If the categories are highly imbalanced, high accuracy can be obtained by always guessing the category with the largest number of elements. Accuracy can be checked by randomly classifying the elements and comparing the percent guessed correctly with the accuracy of the algorithm. Accuracy should also be validated with Precision and Recall to detect how the data may be set up to cheat.

Precision
Precision is the correct classifications penalized by the number of incorrect classifications. true positives / ( true positives + false positives). In this example, the precision is:

(reading down each predicted column)

positive statements is 15 / (15 + 20) = .43

negative statements is 15 / (15 + 110) = .12

neutral statements is 1000 / (1000 + 110) = .90

How to Cheat:

You can get high precision by rarely classifying in a given category but this ruins Recall.

Recall

Recall is the number of correct classifications penalized by the number of missed items. true positives / (true positives + false negatives). in this example, the recall is:

(reading across each Actual row)

positive statements is 15 / (15 + 110) = .12

negative statements is 15 / (15 + 20) = .43

neutral statements is 1000 / (1000 + 110) = .90

F Measure (F1)

F1 measure is a derived effectiveness measurement. The resultant value is interpreted as a weighted average of the precision and recall. The best value is 1 and the worst is 0.
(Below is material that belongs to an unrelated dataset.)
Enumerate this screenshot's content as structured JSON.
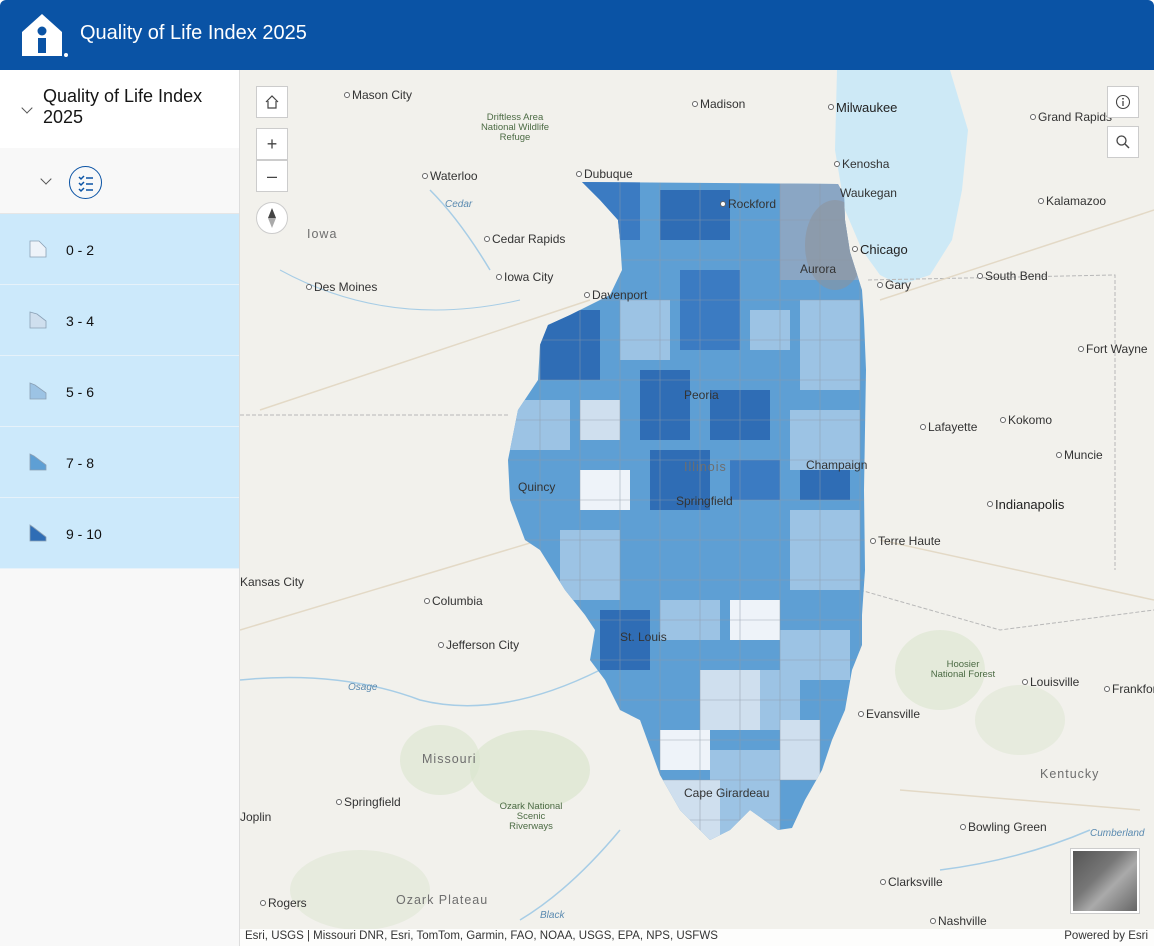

2((precision*recall) / (precision+recall))

positive statements:  2*((0.43 * 0.12) / (0.43 + 0.12)) = 0.18

negative statements: 2*((0.12 * 0.43) / (0.12 + 0.43)) = 0.18

neutral statements: 2*((0.9 * 0.9) / (0.9 + 0.9)) = 0.9

Observations

In this example, although the Accuracy at 81% seems good, the precision and recall indicate that the numbers are skewed by having an imbalance in the number of values tested across the categories. This is clearly visible in the F measure numbers. It could be that the model in this example was built with many more neutral statements than positive and negative and the test data contains mostly neutral statements. Accuracy alone can be misleading.

Ideally you want to see a matrix more like the following:

Predicted
Actual Pos Neg Neutral
Pos 105 10 10
Neg 6 90 8
Neutral 12 15 150

Accuracy = 0.85

Precision

Positive = 0.85

Negative = 0.78

Neutral = 0.89

Recall

Positive = 0.84

Negative = 0.87

Neutral = 0.85

F Measure

positive = 0.84

negative = 0.86

neutral = 0.87

All the numbers are in the same ballpark and are reasonably balanced across the matrix with the bulk of the numbers on the diagonal showing a majority of correct classifications. This also shows a greater likelihood of the model being constructed with a balanced data set and that the test data evaluated by the model is also balanced.